En moyenne, les parents de l'échantillon étaient plus soutenants dans la démarche que contrôlants. «Ce qui veut dire que, généralement, ça risque d'être positif pour l'enfant de parler de choix de carrière avec son parent», analyse-t-elle.
Simples constats, les résultats étaient assez similaires peu importe la composition du duo (père-fille, père-fils, mère-fille, mère-fils) et les garçons exprimaient des émotions plus négatives durant les discussions.
De la théorie à la pratique
Quelle leçon peut-on tirer de cette étude? «Ça permet de réaliser que les parents peuvent contribuer à l'exploration vocationnelle de leurs enfants en ayant des échanges positifs et axés sur l'autonomie», résume Mélanie Bourret, qui travaille aujourd'hui comme conseillère en orientation.

Mélanie Bourret
Elle invite les parents qu'elle rencontre à analyser leur réaction quand ils discutent du choix de carrière avec leur progéniture. Quand l'adolescent est frustré, plutôt que de se montrer négatif, contrôlant ou culpabilisant, il est bon de prendre un pas de recul. «Comme parent, est-ce que j'ai à tendance à exprimer mes propres peurs?», peut-on s'interroger.
Elle sensibilise tout le monde au fait que parler de choix de carrière suscite des émotions négatives comme du stress, de la peur, de l'inquiétude, de la tristesse, ce qui est tout à fait normal.
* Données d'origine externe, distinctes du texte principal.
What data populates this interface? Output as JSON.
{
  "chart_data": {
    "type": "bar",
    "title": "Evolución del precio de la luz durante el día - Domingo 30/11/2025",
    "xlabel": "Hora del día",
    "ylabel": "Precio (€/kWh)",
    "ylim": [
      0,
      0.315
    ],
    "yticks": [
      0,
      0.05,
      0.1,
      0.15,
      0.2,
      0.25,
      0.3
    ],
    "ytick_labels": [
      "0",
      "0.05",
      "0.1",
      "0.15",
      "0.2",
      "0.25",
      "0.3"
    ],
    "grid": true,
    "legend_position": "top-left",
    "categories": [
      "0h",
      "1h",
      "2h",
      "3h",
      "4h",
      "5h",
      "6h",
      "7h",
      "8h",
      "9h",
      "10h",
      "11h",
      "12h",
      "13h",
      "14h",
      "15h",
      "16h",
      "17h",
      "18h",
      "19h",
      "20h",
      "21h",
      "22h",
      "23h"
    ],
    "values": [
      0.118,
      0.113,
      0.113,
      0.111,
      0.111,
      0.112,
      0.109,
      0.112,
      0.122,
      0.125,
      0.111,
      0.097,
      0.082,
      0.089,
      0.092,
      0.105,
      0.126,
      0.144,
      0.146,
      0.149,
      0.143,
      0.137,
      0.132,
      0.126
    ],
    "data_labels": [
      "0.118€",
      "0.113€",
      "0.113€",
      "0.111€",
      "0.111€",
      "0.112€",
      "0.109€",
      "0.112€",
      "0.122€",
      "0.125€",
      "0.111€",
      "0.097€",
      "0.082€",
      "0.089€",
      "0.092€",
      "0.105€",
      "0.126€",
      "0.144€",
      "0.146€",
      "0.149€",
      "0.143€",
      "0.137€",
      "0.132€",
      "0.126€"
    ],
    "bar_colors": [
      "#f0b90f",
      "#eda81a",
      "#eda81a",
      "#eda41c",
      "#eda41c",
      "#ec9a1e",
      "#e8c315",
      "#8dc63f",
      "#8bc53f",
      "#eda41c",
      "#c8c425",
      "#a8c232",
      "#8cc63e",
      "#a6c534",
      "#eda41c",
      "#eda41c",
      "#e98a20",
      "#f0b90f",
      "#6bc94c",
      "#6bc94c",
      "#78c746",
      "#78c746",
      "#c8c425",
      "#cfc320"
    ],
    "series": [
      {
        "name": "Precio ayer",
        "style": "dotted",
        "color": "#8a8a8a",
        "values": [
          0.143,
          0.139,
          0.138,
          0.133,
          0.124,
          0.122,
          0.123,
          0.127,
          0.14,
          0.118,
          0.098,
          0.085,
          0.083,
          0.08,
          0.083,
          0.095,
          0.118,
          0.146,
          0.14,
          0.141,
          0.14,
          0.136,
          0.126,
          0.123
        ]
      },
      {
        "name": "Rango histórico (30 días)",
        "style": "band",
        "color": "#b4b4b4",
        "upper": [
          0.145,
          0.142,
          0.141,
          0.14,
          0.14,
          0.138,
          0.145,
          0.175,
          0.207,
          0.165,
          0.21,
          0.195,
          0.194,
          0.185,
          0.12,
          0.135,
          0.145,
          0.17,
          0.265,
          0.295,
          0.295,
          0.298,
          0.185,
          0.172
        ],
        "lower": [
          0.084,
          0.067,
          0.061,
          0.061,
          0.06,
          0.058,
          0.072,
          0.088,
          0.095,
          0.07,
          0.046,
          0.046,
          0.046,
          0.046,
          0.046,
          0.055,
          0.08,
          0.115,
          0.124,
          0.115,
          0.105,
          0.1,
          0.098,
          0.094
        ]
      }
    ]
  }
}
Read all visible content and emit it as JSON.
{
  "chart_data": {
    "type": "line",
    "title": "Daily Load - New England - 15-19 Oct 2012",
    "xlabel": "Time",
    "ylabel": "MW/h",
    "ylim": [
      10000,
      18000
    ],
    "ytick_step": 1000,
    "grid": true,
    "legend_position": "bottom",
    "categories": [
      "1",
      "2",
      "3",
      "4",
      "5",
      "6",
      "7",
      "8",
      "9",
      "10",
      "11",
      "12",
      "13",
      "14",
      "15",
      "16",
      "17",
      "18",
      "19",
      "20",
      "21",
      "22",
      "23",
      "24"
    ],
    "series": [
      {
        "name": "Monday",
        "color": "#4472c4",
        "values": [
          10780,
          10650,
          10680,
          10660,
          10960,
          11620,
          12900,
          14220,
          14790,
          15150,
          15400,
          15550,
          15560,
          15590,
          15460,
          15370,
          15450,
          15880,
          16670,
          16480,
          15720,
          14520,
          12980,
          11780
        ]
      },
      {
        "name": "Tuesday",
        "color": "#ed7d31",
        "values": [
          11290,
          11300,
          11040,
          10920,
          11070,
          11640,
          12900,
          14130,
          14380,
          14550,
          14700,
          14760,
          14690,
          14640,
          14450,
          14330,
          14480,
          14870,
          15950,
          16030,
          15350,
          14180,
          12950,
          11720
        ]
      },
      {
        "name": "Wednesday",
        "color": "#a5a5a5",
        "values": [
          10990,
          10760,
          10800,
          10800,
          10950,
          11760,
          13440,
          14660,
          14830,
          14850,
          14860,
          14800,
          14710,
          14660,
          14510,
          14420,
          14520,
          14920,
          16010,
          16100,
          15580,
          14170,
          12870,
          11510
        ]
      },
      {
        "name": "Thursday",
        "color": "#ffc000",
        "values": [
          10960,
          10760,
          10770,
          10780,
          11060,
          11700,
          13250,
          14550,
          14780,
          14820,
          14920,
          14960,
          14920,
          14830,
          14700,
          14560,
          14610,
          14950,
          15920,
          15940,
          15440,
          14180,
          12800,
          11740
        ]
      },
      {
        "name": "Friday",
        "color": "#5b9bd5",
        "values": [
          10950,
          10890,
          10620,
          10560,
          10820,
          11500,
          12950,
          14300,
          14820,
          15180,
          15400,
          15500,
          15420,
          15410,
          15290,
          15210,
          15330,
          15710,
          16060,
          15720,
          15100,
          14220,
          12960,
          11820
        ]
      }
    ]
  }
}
Il importe, selon elle, de reconnaître les sentiments de l'adolescent ou de l'adolescente, de comprendre son point de vue. «Il est positif d'offrir des choix qui sont en lien avec ses intérêts, d'expliquer certaines étapes à suivre. Par exemple, s'il ou elle désire devenir avocat ou avocate, le cheminement nécessaire est le baccalauréat à l'université.»
En contrepartie, elle suggère d'éviter des comportements qui vont amener l'enfant à faire des choix pour plaire au parent, de le culpabiliser ou de seulement accepter de payer ses études s'il prend telle ou telle voie.
Sachant que le parent a un rôle important dans la réflexion professionnelle de son enfant, aussi bien utiliser ce poids à bon escient.